Cooke attributed the win to recent changes made to his ride position with the help of the team at the Victorian Institute of Sport. The alterations, designed to help ease a problem with a pinched nerve in his leg, appear to have resulted in a significant increase in power.
"I've been working on it with the VIS, we've done some filming of my position and we've picked out a few things that are wrong, we've completely changed my position," Cooke said.
"John Kennedy re-designed my whole setup and I just feel like I've got twice as much horsepower."
How it Unfolded
On a day filled with rain interruptions and spectacular (though not serious) crashes, the open men's criterium proved to be comparatively incident free. Although there was one enforced pit-stop in the early laps, the more decisive encounters of the race involved actions rather than incidents.

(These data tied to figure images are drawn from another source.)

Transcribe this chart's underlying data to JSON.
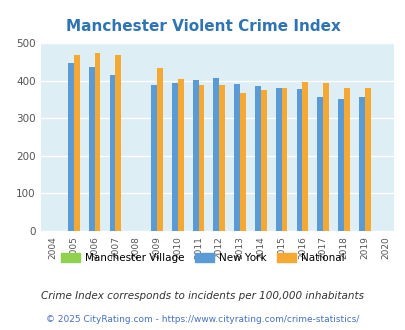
{
  "title": "Manchester Violent Crime Index",
  "years": [
    2004,
    2005,
    2006,
    2007,
    2008,
    2009,
    2010,
    2011,
    2012,
    2013,
    2014,
    2015,
    2016,
    2017,
    2018,
    2019,
    2020
  ],
  "data_years": [
    2005,
    2006,
    2007,
    2009,
    2010,
    2011,
    2012,
    2013,
    2014,
    2015,
    2016,
    2017,
    2018,
    2019
  ],
  "new_york": [
    447,
    436,
    415,
    388,
    394,
    401,
    406,
    391,
    385,
    381,
    377,
    357,
    350,
    357
  ],
  "national": [
    469,
    474,
    467,
    432,
    405,
    388,
    388,
    366,
    375,
    381,
    397,
    394,
    381,
    381
  ],
  "color_ny": "#5b9bd5",
  "color_national": "#f5a832",
  "color_manchester": "#92d050",
  "plot_bg": "#ddeef5",
  "ylim": [
    0,
    500
  ],
  "yticks": [
    0,
    100,
    200,
    300,
    400,
    500
  ],
  "title_color": "#2e74b5",
  "title_fontsize": 11,
  "footnote1": "Crime Index corresponds to incidents per 100,000 inhabitants",
  "footnote2": "© 2025 CityRating.com - https://www.cityrating.com/crime-statistics/",
  "legend_labels": [
    "Manchester Village",
    "New York",
    "National"
  ],
  "bar_width": 0.28
}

The first significant move occurred twenty minutes into the race, when a group of four, including Cameron Hughes, Chris Pryor and Scott Davis established a gap of more than twenty seconds on the main bunch. Working together, the four-man break hung on for twenty five minutes, before being hauled in.
Cooke's well executed breakaway came with less than ten minutes on the clock in the sixty minutes (plus three laps) criterium. After threatening to get away several times during the rain-interrupted race, Cooke waited until the four-man long distance move had been reeled in, before making his move.
Barloworld's newest recruit found ideal support in another of Australia's cyclists on-the-move (Sutton will join Slipstream in 2008), and with Sutton doing the bulk of the work, victory seemed almost assured.
With his future team director Matt White sitting in the bunch (White will also join Slip Stream after retiring from Team Discovery Channel later this month), Sutton pulled a series of mammoth turns that ensured the breakaway would survive until the death.
"I'd rather try and stay away and either come first or second," Sutton said when questioned about the tactics which worked in Cooke's favour.
"I knew Cookie was going to roll me in the sprint, but anything could happen, he could have had a puncture or he could slide out on one of the corners.
"Second, I'm happy with that. It's been a while since I've got a national medal."
As it eventuated, the breakaway move only just held on until the finish. A resurgent peloton had the two leaders well within its sights during the final lap of the Southbank circuit, with a last minute blast from Toyota United's Henk Vogels almost resulting in the marquee sprinters McEwen and Davis catching on.
Vogels, who has long craved a victory in the Grand Prix series of his adopted home state, once again was left to wait in hope.
"Oh it was tough, it was a fast race, such a quality field and obviously Baden had some good condition today, just to nick off with five minutes to go and stay away," Vogels said.
"I set myself for this race, I'm not going to beat Robbie or Alby in the sprint, so I attacked a half-lap to go.
"Unfortunately they had my wheel, but I had a bit of a gap and if Baden and CJ (Sutton) had have paused for about two seconds we were on them."
Cooke's victory also drew praise from Brisbane's favourite sporting son, Robbie McEwen, who wasn't expecting to be in the mix today with just ten days of training behind him in preparation for the 2008 season.
The defending Australian Criterium Champion, McEwen carried a niggling leg muscle strain into the Southbank race, but emerged satisfied with his progress after scoring a top-five placing.
"The strongest guy won the race," McEwen said.
"Not only a guy in form as a sprinter, he went out and attacked right at the death of the race, with Sutto and managed to stay in front."
McEwen is yet to decide if he will race Australia's National Championships in Victoria. His immediate focus will be on continuing to build condition leading up to the Tour Down Under and, in the longer-term, Milan-San Remo.
"My focus is on getting ready for next season, I didn't expect to be that good here," McEwen said.
"I actually didn't expect to be able to ride top five; I've been back on the bike ten days after six weeks off."